O procurador federal, em defesa do Cade, argumenta que a ausência de distinção entre administração direta e indireta no artigo 109, parágrafo 2º, é proposital, pois, “em 25 oportunidades a CF faz essa distinção”. “O parágrafo segundo não o fez porque temos mais de 150 autarquias no Brasil, com perfis e realidades diversas”, disse. Defende, ainda, os litigantes contra o Cade são pessoas jurídicas que não têm problema de acesso à jurisdição.

Voto do relator

O ministro Ricardo Lewandowski, em seu voto, entendeu que o critério de competência definido pelo artigo 109, parágrafo 2º, deve ser estendido às autarquias, no intuito de facilitar o acesso da parte que litiga contra a União. “Não é difícil concluir que o aludido preceito não foi concebido para favorecer a União, mas sim para beneficiar o outro polo da demanda, que, dispondo da faculdade de escolha do foro, terá mais facilidade para obter a pretendida prestação jurisdicional”, afirmou.

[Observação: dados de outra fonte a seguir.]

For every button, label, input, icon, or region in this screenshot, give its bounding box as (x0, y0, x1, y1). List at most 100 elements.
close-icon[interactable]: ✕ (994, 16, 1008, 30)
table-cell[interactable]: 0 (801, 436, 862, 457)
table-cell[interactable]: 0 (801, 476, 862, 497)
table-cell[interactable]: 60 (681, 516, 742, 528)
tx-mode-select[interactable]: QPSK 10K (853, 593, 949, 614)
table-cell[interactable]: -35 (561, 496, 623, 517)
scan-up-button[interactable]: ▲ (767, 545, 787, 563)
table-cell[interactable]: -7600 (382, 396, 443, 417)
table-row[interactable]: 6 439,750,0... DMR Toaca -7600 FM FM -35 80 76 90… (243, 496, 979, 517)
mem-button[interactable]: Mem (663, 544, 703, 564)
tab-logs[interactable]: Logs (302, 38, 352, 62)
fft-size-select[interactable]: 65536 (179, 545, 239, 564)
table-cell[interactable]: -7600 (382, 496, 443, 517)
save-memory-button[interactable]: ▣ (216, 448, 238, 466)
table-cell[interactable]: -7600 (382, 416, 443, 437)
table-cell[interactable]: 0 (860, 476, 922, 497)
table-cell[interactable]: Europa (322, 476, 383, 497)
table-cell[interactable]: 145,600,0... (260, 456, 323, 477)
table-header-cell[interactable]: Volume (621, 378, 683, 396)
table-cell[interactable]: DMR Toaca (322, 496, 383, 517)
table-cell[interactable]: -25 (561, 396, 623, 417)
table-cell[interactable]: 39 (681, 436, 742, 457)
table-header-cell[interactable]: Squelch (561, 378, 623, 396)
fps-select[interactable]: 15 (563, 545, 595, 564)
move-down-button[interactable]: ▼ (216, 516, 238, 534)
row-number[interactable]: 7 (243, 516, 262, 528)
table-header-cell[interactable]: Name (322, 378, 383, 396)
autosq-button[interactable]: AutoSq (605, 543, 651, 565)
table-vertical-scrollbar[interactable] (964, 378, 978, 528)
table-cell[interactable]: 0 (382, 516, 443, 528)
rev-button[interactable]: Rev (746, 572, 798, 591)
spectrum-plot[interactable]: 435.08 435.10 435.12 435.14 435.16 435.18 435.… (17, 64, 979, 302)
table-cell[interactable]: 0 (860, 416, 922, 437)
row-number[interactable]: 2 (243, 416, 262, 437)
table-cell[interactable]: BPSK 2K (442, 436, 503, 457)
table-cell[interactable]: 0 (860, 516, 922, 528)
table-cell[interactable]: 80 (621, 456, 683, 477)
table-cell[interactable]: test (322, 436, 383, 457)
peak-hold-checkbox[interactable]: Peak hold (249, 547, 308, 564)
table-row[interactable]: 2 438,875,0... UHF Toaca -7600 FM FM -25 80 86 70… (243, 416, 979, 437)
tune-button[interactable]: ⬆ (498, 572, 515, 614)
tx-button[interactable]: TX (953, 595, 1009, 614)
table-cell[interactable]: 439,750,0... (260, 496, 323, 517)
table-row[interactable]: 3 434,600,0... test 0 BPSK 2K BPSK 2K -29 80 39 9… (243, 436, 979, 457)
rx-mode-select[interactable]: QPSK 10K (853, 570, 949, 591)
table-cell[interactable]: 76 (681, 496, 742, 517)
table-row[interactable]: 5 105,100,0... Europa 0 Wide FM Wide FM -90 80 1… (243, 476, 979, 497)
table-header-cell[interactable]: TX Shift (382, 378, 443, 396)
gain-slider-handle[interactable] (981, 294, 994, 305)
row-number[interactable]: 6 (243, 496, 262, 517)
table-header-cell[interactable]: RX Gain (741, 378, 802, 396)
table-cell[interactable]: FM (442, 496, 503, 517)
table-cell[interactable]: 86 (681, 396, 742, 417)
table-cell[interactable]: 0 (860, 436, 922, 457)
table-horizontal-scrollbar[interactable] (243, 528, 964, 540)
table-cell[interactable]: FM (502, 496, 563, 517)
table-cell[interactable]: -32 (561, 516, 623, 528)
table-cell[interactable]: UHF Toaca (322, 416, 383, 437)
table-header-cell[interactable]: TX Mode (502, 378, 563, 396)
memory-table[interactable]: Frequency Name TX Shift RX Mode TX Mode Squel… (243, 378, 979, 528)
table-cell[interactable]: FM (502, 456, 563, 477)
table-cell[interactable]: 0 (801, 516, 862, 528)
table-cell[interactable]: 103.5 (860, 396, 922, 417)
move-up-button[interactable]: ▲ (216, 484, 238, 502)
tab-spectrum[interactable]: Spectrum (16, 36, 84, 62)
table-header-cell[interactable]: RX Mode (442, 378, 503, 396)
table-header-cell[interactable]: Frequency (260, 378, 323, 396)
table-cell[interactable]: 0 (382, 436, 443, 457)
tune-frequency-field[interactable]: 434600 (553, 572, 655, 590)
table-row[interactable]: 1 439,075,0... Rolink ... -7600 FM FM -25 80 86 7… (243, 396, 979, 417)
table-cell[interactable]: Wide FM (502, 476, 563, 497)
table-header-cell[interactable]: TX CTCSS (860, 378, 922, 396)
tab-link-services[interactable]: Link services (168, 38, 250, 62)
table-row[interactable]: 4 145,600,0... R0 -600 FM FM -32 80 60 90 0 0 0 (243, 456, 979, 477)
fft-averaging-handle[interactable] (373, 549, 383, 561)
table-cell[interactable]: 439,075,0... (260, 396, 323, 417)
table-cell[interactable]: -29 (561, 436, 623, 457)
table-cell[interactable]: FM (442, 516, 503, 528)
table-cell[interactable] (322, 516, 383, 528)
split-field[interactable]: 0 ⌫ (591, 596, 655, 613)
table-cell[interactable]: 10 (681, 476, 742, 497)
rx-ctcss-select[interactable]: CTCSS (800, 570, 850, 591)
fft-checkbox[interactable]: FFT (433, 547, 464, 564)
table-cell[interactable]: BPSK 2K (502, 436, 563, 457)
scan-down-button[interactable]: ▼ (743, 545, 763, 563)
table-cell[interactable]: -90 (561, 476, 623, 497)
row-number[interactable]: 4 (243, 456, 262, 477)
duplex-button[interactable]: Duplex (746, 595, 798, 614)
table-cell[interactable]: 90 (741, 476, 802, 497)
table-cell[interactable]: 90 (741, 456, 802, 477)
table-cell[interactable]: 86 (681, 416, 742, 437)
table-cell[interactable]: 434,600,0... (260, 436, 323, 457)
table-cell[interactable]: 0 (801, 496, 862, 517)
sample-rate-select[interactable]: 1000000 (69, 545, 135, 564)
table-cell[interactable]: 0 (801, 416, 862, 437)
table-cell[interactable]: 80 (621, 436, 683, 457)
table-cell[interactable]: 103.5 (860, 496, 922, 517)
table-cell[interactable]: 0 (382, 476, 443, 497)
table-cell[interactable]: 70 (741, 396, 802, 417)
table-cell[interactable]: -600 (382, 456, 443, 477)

O ministro ressaltou ainda que, à época do advento da Constituição, as autarquias possuíam representações jurídicas próprias, entretanto, desde 2002, essa representação judicial e extrajudicial é feita por procuradores federais. “A partir dessa inovação, sufragar o entendimento defendido pela recorrente significaria minar a intenção do constituinte originário, que foi justamente a de tornar mais simples o acesso do jurisdicionado ao Poder Judiciário, quando se tratar de litigio com ente público federal”, disse.

Segundo o ministro, as autarquias federais têm ainda privilégios e vantagens processuais concedidas à União, o que facilita a atuação de sua representação em outro foro que não o seu. Assim, o relator negou provimento ao recurso. Votaram no mesmo sentido os ministros Luís Roberto Barroso, Cármen Lúcia, Dias Toffoli, Gilmar Mendes e Marco Aurélio.

Divergência

O ministro Teori Zavascki votou no sentido oposto ao relator. Segundo o ministro, a leitura do dispositivo debatido deve se ajustar à época em que estamos vivendo. “Hoje, a Justiça Federal está interiorizada por todo o território nacional”, disse.

Outro ponto de divergência apontado pelo ministro é que a grande variedade de autarquias existentes se distingue não só pela finalidade, mas também pelo âmbito geográfico de atuação. Um exemplo são os conselhos regionais de fiscalização profissional. “Não veria como um conselho regional do Rio Grande do Sul poderia ser acionado perante a Justiça Federal de outro estado”. Nesses casos, segundo o ministro, “aplicar o sistema geral às autarquias, atende à diversidade de situações”.

Acompanharam o voto divergente a ministra Rosa Weber e o ministro Luiz Fux.